29 October 2006

why bush doesn't read the paper

"It had been almost a year since I was in the Iraqi capital, where I worked as a reporter in the days of Saddam Hussein, the U.S.-led invasion in 2003, and the occupation, guerrilla war and religious resurgence that followed. On my return, it was difficult to grasp how atomized and violent the 1,250-year-old city has become. Even on the worst days, I had always found Baghdad's most redeeming quality to be its resilience, a tenacious refusal among people I met over three years to surrender to the chaos unleashed when the Americans arrived. That resilience is gone, overwhelmed by civil war, anarchy or whatever term could possibly fit. Baghdad now is convulsed by hatred, paralyzed by suspicion; fear has forced many to leave. Carnage its rhythm and despair its mantra, the capital, it seems, no longer embraces life."

(Anthony Shadid, The Washington Post, 10/29/06)

23 October 2006

fear/shock and awe

I was just shocked by something I saw on CNN.

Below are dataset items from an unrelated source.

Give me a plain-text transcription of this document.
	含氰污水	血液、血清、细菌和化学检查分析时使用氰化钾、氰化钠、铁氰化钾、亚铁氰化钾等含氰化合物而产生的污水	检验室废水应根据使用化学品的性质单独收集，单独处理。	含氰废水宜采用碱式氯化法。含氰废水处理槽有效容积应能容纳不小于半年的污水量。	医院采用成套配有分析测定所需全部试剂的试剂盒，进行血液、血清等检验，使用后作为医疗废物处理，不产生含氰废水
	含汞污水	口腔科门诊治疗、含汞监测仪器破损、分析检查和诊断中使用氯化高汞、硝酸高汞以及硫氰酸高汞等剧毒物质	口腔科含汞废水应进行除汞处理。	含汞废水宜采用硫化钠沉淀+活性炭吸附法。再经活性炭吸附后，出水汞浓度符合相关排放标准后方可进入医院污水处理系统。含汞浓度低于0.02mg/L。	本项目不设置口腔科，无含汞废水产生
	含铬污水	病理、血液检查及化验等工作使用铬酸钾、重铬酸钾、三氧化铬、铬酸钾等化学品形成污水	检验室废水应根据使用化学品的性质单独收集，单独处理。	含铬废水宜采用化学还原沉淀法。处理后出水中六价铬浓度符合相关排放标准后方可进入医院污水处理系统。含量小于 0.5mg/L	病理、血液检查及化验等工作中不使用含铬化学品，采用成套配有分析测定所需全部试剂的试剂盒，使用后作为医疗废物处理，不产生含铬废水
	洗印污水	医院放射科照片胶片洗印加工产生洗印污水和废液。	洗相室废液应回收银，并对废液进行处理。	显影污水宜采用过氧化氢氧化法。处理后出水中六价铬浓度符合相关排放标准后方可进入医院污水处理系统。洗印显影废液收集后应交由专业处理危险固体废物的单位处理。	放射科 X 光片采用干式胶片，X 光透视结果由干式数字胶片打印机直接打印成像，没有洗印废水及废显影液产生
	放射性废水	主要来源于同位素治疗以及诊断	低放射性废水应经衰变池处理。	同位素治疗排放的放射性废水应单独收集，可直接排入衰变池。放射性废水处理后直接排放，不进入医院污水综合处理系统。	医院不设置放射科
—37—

I never dreamt I would see our country become the type of place where I would see such a blatant and deceptive piece of fear propaganda. I saw this air during a commercial break in the normal newscast.

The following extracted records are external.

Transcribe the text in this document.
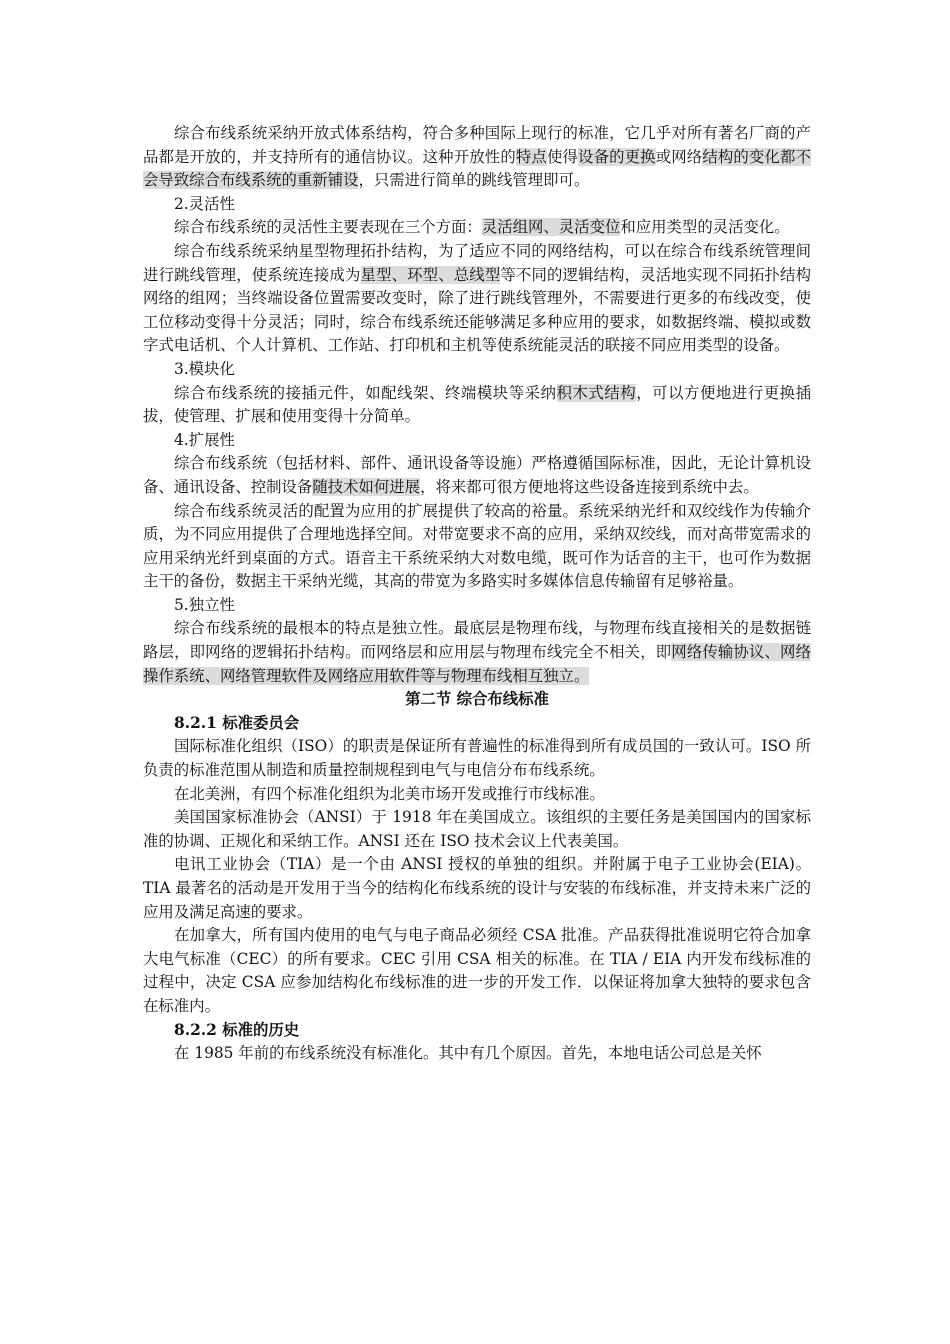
综合布线系统采纳开放式体系结构，符合多种国际上现行的标准，它几乎对所有著名厂商的产品都是开放的，并支持所有的通信协议。这种开放性的特点使得设备的更换或网络结构的变化都不会导致综合布线系统的重新铺设，只需进行简单的跳线管理即可。
2.灵活性
综合布线系统的灵活性主要表现在三个方面：灵活组网、灵活变位和应用类型的灵活变化。
综合布线系统采纳星型物理拓扑结构，为了适应不同的网络结构，可以在综合布线系统管理间进行跳线管理，使系统连接成为星型、环型、总线型等不同的逻辑结构，灵活地实现不同拓扑结构网络的组网；当终端设备位置需要改变时，除了进行跳线管理外，不需要进行更多的布线改变，使工位移动变得十分灵活；同时，综合布线系统还能够满足多种应用的要求，如数据终端、模拟或数字式电话机、个人计算机、工作站、打印机和主机等使系统能灵活的联接不同应用类型的设备。
3.模块化
综合布线系统的接插元件，如配线架、终端模块等采纳积木式结构，可以方便地进行更换插拔，使管理、扩展和使用变得十分简单。
4.扩展性
综合布线系统（包括材料、部件、通讯设备等设施）严格遵循国际标准，因此，无论计算机设备、通讯设备、控制设备随技术如何进展，将来都可很方便地将这些设备连接到系统中去。
综合布线系统灵活的配置为应用的扩展提供了较高的裕量。系统采纳光纤和双绞线作为传输介质，为不同应用提供了合理地选择空间。对带宽要求不高的应用，采纳双绞线，而对高带宽需求的应用采纳光纤到桌面的方式。语音主干系统采纳大对数电缆，既可作为话音的主干，也可作为数据主干的备份，数据主干采纳光缆，其高的带宽为多路实时多媒体信息传输留有足够裕量。
5.独立性
综合布线系统的最根本的特点是独立性。最底层是物理布线，与物理布线直接相关的是数据链路层，即网络的逻辑拓扑结构。而网络层和应用层与物理布线完全不相关，即网络传输协议、网络操作系统、网络管理软件及网络应用软件等与物理布线相互独立。
第二节 综合布线标准
8.2.1 标准委员会
国际标准化组织（ISO）的职责是保证所有普遍性的标准得到所有成员国的一致认可。ISO 所负责的标准范围从制造和质量控制规程到电气与电信分布布线系统。
在北美洲，有四个标准化组织为北美市场开发或推行市线标准。
美国国家标准协会（ANSI）于 1918 年在美国成立。该组织的主要任务是美国国内的国家标准的协调、正规化和采纳工作。ANSI 还在 ISO 技术会议上代表美国。
电讯工业协会（TIA）是一个由 ANSI 授权的单独的组织。并附属于电子工业协会(EIA)。TIA 最著名的活动是开发用于当今的结构化布线系统的设计与安装的布线标准，并支持未来广泛的应用及满足高速的要求。
在加拿大，所有国内使用的电气与电子商品必须经 CSA 批准。产品获得批准说明它符合加拿大电气标准（CEC）的所有要求。CEC 引用 CSA 相关的标准。在 TIA / EIA 内开发布线标准的过程中，决定 CSA 应参加结构化布线标准的进一步的开发工作．以保证将加拿大独特的要求包含在标准内。
8.2.2 标准的历史
在 1985 年前的布线系统没有标准化。其中有几个原因。首先，本地电话公司总是关怀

WHO is buying this message?
LEAD me to these people so that... I can stare at them, dumbstruck.

11 October 2006

the muddy throne

I was reading Nietzsche while waiting outside Chief Ike's Mambo Room on Columbia Road for the 42 bus. It was a gray day.
"State I call it where all drink poison, the good and the wicked; state, where all lose themselves, the good and the wicked; state, where the slow suicide of all is called 'life.'"
Thus spoke Zarathustra.
"Behold the superfluous! They gather riches and become poorer with them. They want power and first the lever of power, much money - the impotent paupers!

Watch them clamber, these swift monkeys! They clamber over one another and thus drag one another into the mud and the depth. They all want to get to the throne: that is their madness - as if happiness sat on the throne...

My brothers, do you want to suffocate in the fumes of their snouts and appetites? Rather break the windows and leap to freedom.

Escape from the bad smell! Escape from the idolatry of the superfluous!"
Thus spoke Zarathustra while two middle-aged Hispanic men sitting next to me were working through a stack of $5 scratch tickets with, alas, no riches to be won.